Padahal, langkah semacam ini seharusnya mendapat dukungan rakyat. Sebab, PAN turut menegakkan hukum dan berkomitmen serius memberantas korupsi. Namun, tampaknya masih ada rakyat yang tidak mau. Pendidikan politik yang mereka terima tidak nyambung dengan problem kehidupan yang dihadapi rakyat dalam keseharian.

Dalam mazhab Gramscian, ada idiom yang mengatakan, kalangan terdidik atau cendekiawan harus memihak dengan kelas atau suatu kelompok tertentu.
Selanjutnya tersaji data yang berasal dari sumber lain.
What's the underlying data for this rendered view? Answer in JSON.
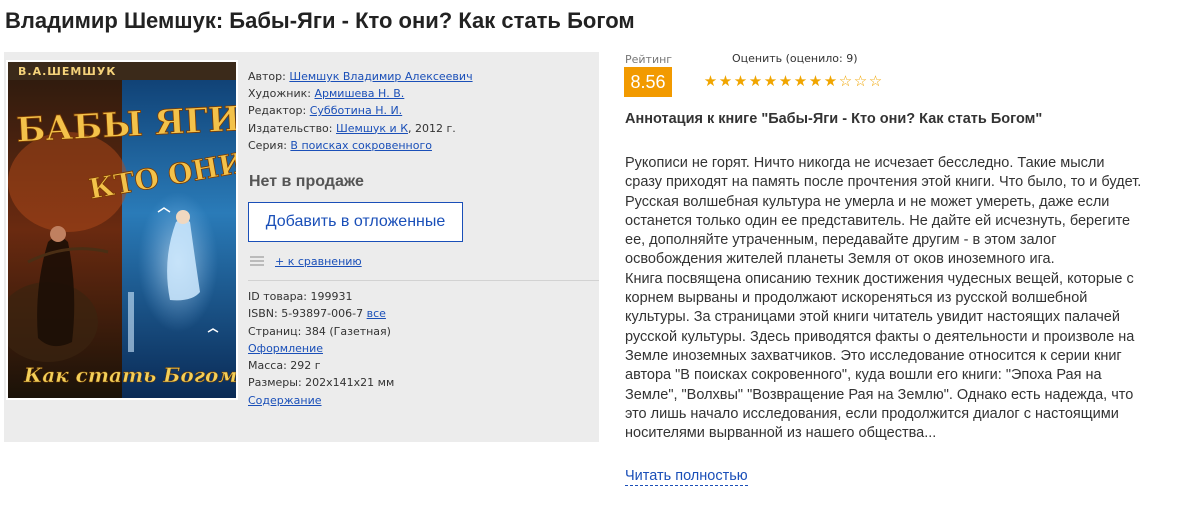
{
  "page": {
    "title": "Владимир Шемшук: Бабы-Яги - Кто они? Как стать Богом"
  },
  "cover": {
    "author_line": "В.А.ШЕМШУК",
    "title_line1": "БАБЫ ЯГИ -",
    "title_line2": "КТО ОНИ?",
    "subtitle": "Как стать Богом"
  },
  "details": {
    "author_label": "Автор:",
    "author_value": "Шемшук Владимир Алексеевич",
    "artist_label": "Художник:",
    "artist_value": "Армишева Н. В.",
    "editor_label": "Редактор:",
    "editor_value": "Субботина Н. И.",
    "publisher_label": "Издательство:",
    "publisher_value": "Шемшук и К",
    "publisher_year": ", 2012 г.",
    "series_label": "Серия:",
    "series_value": "В поисках сокровенного"
  },
  "availability": {
    "status": "Нет в продаже",
    "defer_button": "Добавить в отложенные",
    "compare_link": "+ к сравнению"
  },
  "specs": {
    "id_label": "ID товара:",
    "id_value": "199931",
    "isbn_label": "ISBN:",
    "isbn_value": "5-93897-006-7",
    "isbn_all_link": "все",
    "pages_label": "Страниц:",
    "pages_value": "384 (Газетная)",
    "design_link": "Оформление",
    "mass_label": "Масса:",
    "mass_value": "292 г",
    "size_label": "Размеры:",
    "size_value": "202x141x21 мм",
    "contents_link": "Содержание"
  },
  "rating": {
    "label": "Рейтинг",
    "value": "8.56",
    "rate_label": "Оценить (оценило: 9)",
    "stars_filled": 9,
    "stars_total": 12,
    "star_color": "#f0a500",
    "badge_color": "#f29a00"
  },
  "annotation": {
    "title": "Аннотация к книге \"Бабы-Яги - Кто они? Как стать Богом\"",
    "paragraph1": "Рукописи не горят. Ничто никогда не исчезает бесследно. Такие мысли сразу приходят на память после прочтения этой книги. Что было, то и будет. Русская волшебная культура не умерла и не может умереть, даже если останется только один ее представитель. Не дайте ей исчезнуть, берегите ее, дополняйте утраченным, передавайте другим - в этом залог освобождения жителей планеты Земля от оков иноземного ига.",
    "paragraph2": "Книга посвящена описанию техник достижения чудесных вещей, которые с корнем вырваны и продолжают искореняться из русской волшебной культуры. За страницами этой книги читатель увидит настоящих палачей русской культуры. Здесь приводятся факты о деятельности и произволе на Земле иноземных захватчиков. Это исследование относится к серии книг автора \"В поисках сокровенного\", куда вошли его книги: \"Эпоха Рая на Земле\", \"Волхвы\" \"Возвращение Рая на Землю\". Однако есть надежда, что это лишь начало исследования, если продолжится диалог с настоящими носителями вырванной из нашего общества...",
    "read_more": "Читать полностью"
  },
  "colors": {
    "link": "#1a4fb8",
    "panel_bg": "#ececec"
  }
}
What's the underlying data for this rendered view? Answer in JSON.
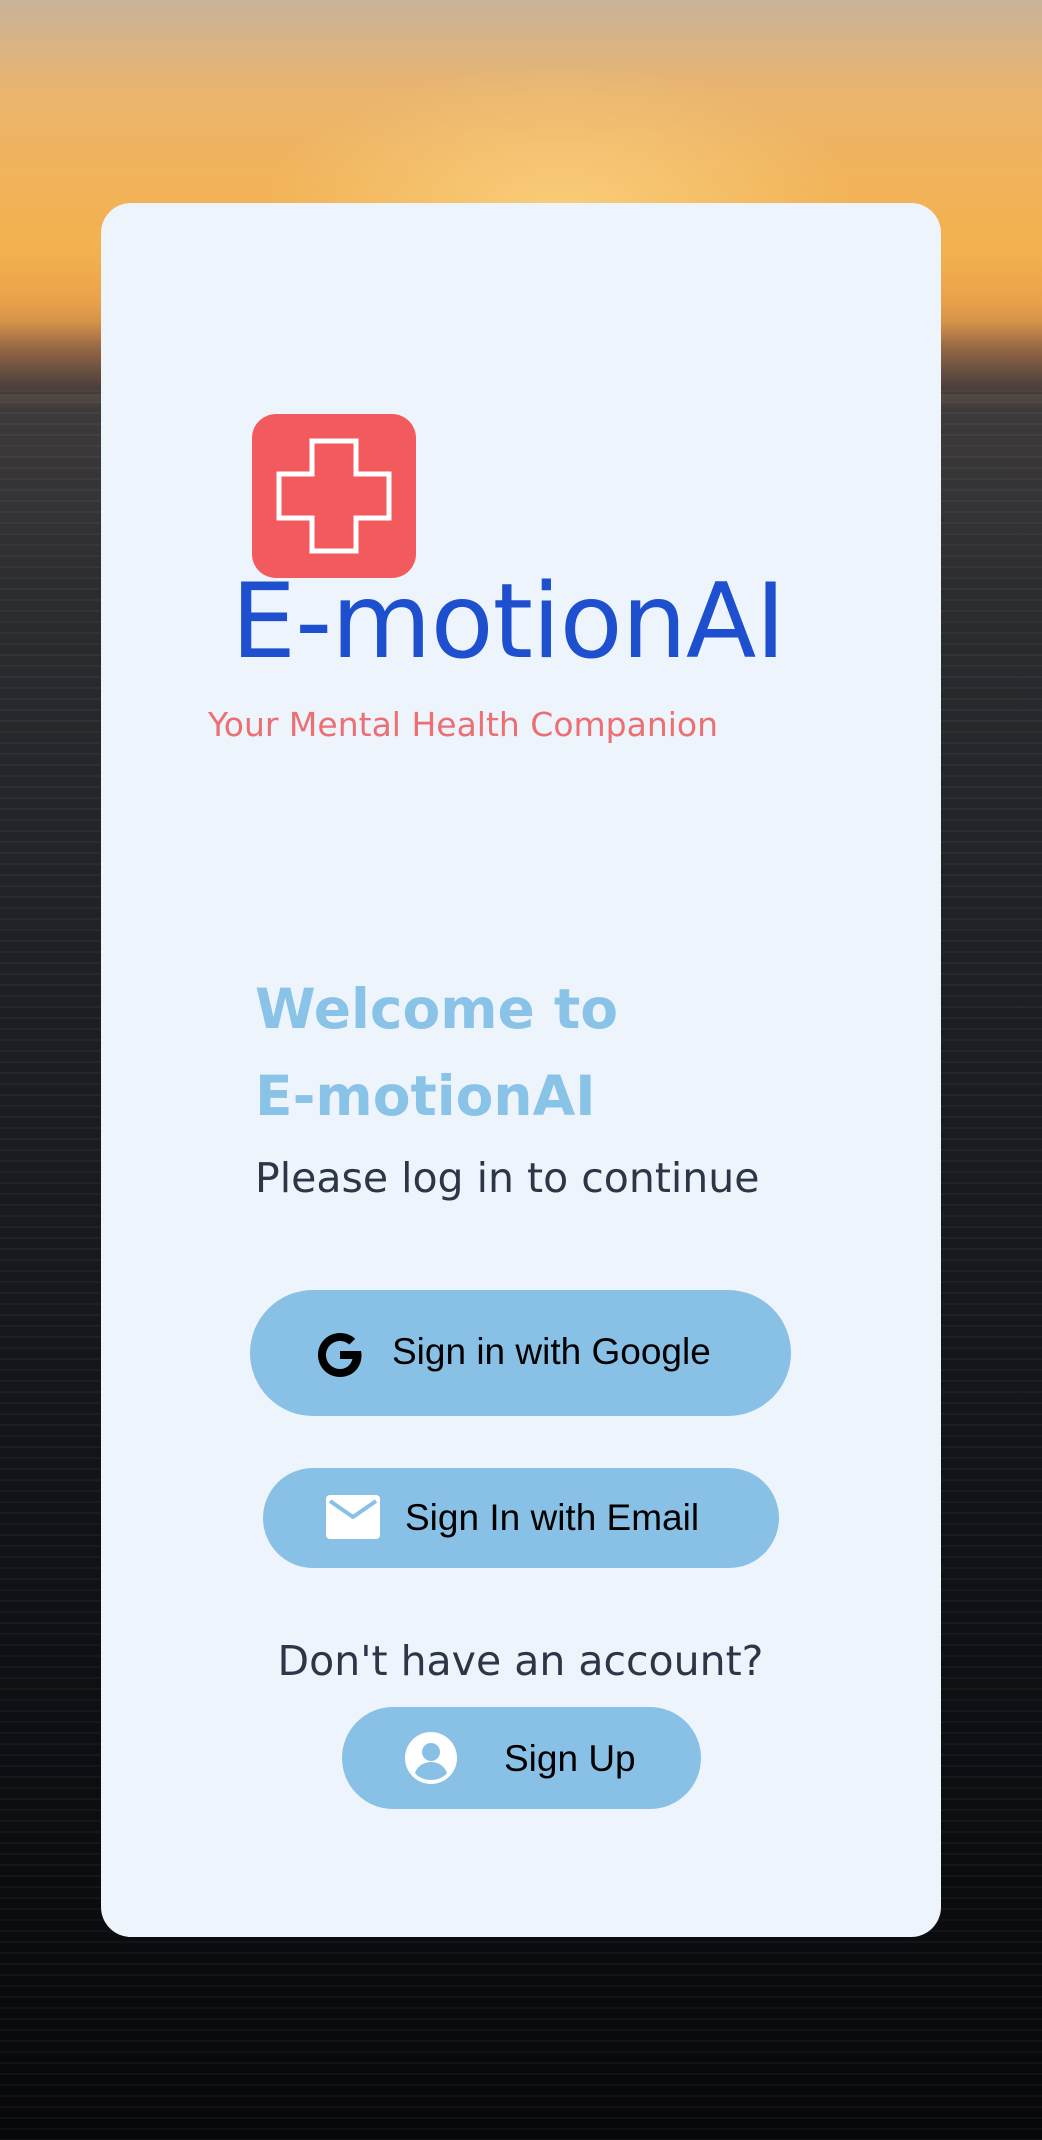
{
  "brand": {
    "name": "E-motionAI",
    "tagline": "Your Mental Health Companion",
    "logo_icon": "medical-cross-icon",
    "logo_color": "#f35a5e",
    "name_color": "#1d4fcf",
    "tagline_color": "#ec6f73"
  },
  "welcome": {
    "line1": "Welcome to",
    "line2": "E-motionAI",
    "subtitle": "Please log in to continue",
    "title_color": "#8ac3e8"
  },
  "actions": {
    "google": {
      "label": "Sign in with Google",
      "icon": "google-icon"
    },
    "email": {
      "label": "Sign In with Email",
      "icon": "mail-icon"
    },
    "signup_prompt": "Don't have an account?",
    "signup": {
      "label": "Sign Up",
      "icon": "account-circle-icon"
    },
    "button_color": "#89c1e6"
  },
  "card_color": "#eef4fb"
}
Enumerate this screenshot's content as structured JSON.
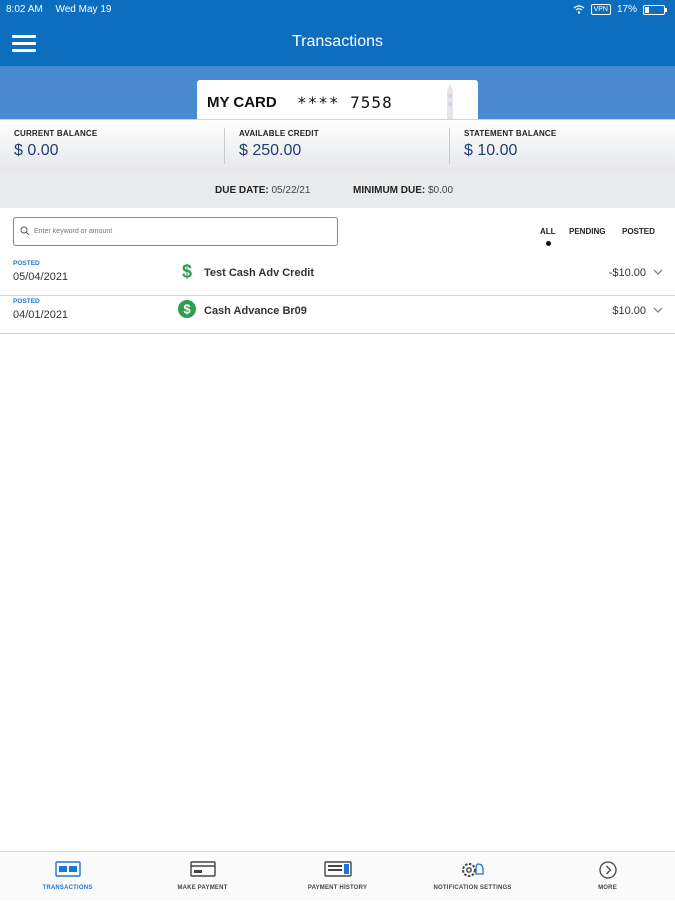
{
  "status_bar": {
    "time": "8:02 AM",
    "date": "Wed May 19",
    "vpn": "VPN",
    "battery": "17%"
  },
  "header": {
    "title": "Transactions"
  },
  "card": {
    "name": "MY CARD",
    "number": "**** 7558"
  },
  "balances": [
    {
      "label": "CURRENT BALANCE",
      "value": "$ 0.00"
    },
    {
      "label": "AVAILABLE CREDIT",
      "value": "$ 250.00"
    },
    {
      "label": "STATEMENT BALANCE",
      "value": "$ 10.00"
    }
  ],
  "due": {
    "due_label": "DUE DATE:",
    "due_value": "05/22/21",
    "min_label": "MINIMUM DUE:",
    "min_value": "$0.00"
  },
  "search": {
    "placeholder": "Enter keyword or amount"
  },
  "filters": {
    "all": "ALL",
    "pending": "PENDING",
    "posted": "POSTED",
    "selected": "ALL"
  },
  "transactions": [
    {
      "status": "POSTED",
      "date": "05/04/2021",
      "icon": "dollar-icon",
      "description": "Test Cash Adv Credit",
      "amount": "-$10.00"
    },
    {
      "status": "POSTED",
      "date": "04/01/2021",
      "icon": "dollar-circle-icon",
      "description": "Cash Advance Br09",
      "amount": "$10.00"
    }
  ],
  "tabs": [
    {
      "label": "TRANSACTIONS",
      "icon": "card-icon"
    },
    {
      "label": "MAKE PAYMENT",
      "icon": "payment-card-icon"
    },
    {
      "label": "PAYMENT HISTORY",
      "icon": "history-icon"
    },
    {
      "label": "NOTIFICATION SETTINGS",
      "icon": "settings-icon"
    },
    {
      "label": "MORE",
      "icon": "more-icon"
    }
  ],
  "colors": {
    "brand": "#0d6dbf",
    "band": "#4a8bd0",
    "accent": "#1a77d2",
    "dollar": "#2e9e4e",
    "balance_text": "#1f3e73"
  }
}
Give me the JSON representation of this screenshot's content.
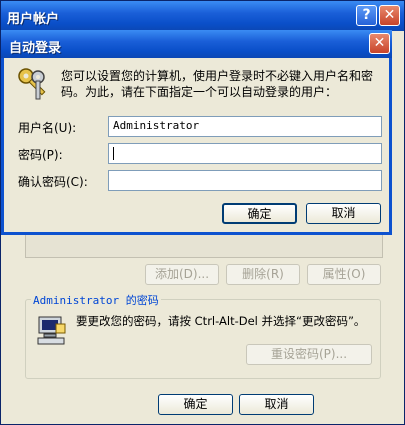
{
  "back_window": {
    "title": "用户帐户",
    "help_label": "?",
    "close_label": "✕",
    "buttons": {
      "add": "添加(D)...",
      "remove": "删除(R)",
      "properties": "属性(O)"
    },
    "password_group": {
      "legend": "Administrator 的密码",
      "message": "要更改您的密码，请按 Ctrl-Alt-Del 并选择“更改密码”。",
      "reset_button": "重设密码(P)..."
    },
    "ok_label": "确定",
    "cancel_label": "取消"
  },
  "dialog": {
    "title": "自动登录",
    "close_label": "✕",
    "intro": "您可以设置您的计算机，使用户登录时不必键入用户名和密码。为此，请在下面指定一个可以自动登录的用户：",
    "username_label": "用户名(U):",
    "username_value": "Administrator",
    "password_label": "密码(P):",
    "confirm_label": "确认密码(C):",
    "ok_label": "确定",
    "cancel_label": "取消"
  },
  "colors": {
    "title_blue": "#0b4fc9",
    "face": "#ece9d8",
    "legend_blue": "#0046d5",
    "close_red": "#c8442a"
  }
}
Hal ini sering diterjemahkan Soetrisno Bachir dengan mengatakan, kekuasaan sesungguhnya bukan untuk kekuasaan semata, tetapi untuk memberikan kesejahteraan yang diamanatkan konstitusi. Kepada rakyatlah ujung dari kekuasaan itu harus berakhir.

Artinya, penyelenggaraan pemilu yang menelan biaya ratusan miliar rupiah dari uang rakyat yang terhimpun dalam APBN, dan pasti lebih besar lagi yang dikeluarkan dari kas partai dan kantong caleg, idealnya didedikasikan untuk menyejahterakan rakyat. Namun, pengalaman lima tahun terakhir, tampaknya memang tidak mudah mewujudkan amanat konstitusi untuk menyejahterakan rakyat. Inilah yang muncul di benak rakyat ketika akhir-akhir ini menyaksikan banyaknya partai dan terutama caleg mendatangi rakyat dengan seribu satu tawaran.

Parpol berharap, pemilu dapat membangun mekanisme untuk merespons citra negatif lembaga perwakilan. Paling tidak, itulah yang diungkapkan mantan Ketua Panitia Khusus Rancangan Undang-Undang Pemilu dari DPR Ferry Mursyidan Baldan.

”Sebagai politisi, saya sering dihadapkan pada pertanyaan konstituen yang langsung menanyakan apa bedanya atau apa yang dijanjikan kepada kami untuk sesuatu yang lebih baik. Karena kondisi psikologis pikiran mereka hari ini berbeda dengan kami politisi. Kami sedang berupaya, pemilu penting, pemilih datang dengan tingkat kesulitan seperti ini. Pikiran mereka, menantunya baru terkena pemutusan hubungan kerja, anaknya belum bayar sekolah. Bagaimana menghubungkan hal ini adalah persoalan tersendiri,” ujarnya.

Sebulan menjelang pemberian suara Pemilu 2009, Givi Efgivia, caleg PAN dari Daerah Pemilihan (Dapil) Jakarta II, juga masih sering ditanyai tentang apa arti pemilu bagi masyarakat. Pertanyaan yang sering dilontarkan masyarakat ini memang tak gampang dijawab. Banyak caleg, seperti Givi, gamang untuk memberikan jawaban. Bukan karena mereka tak bisa memberikan jawaban, tetapi sedikit tebersit keraguan pada sistem pemilu, apakah memang bisa menghasilkan pilihan rakyat yang bisa diharapkan memberikan perubahan nasib bagi rakyat. Keraguan yang hampir sama besar, atau bahkan lebih besar lagi, dirasakan oleh pemilih.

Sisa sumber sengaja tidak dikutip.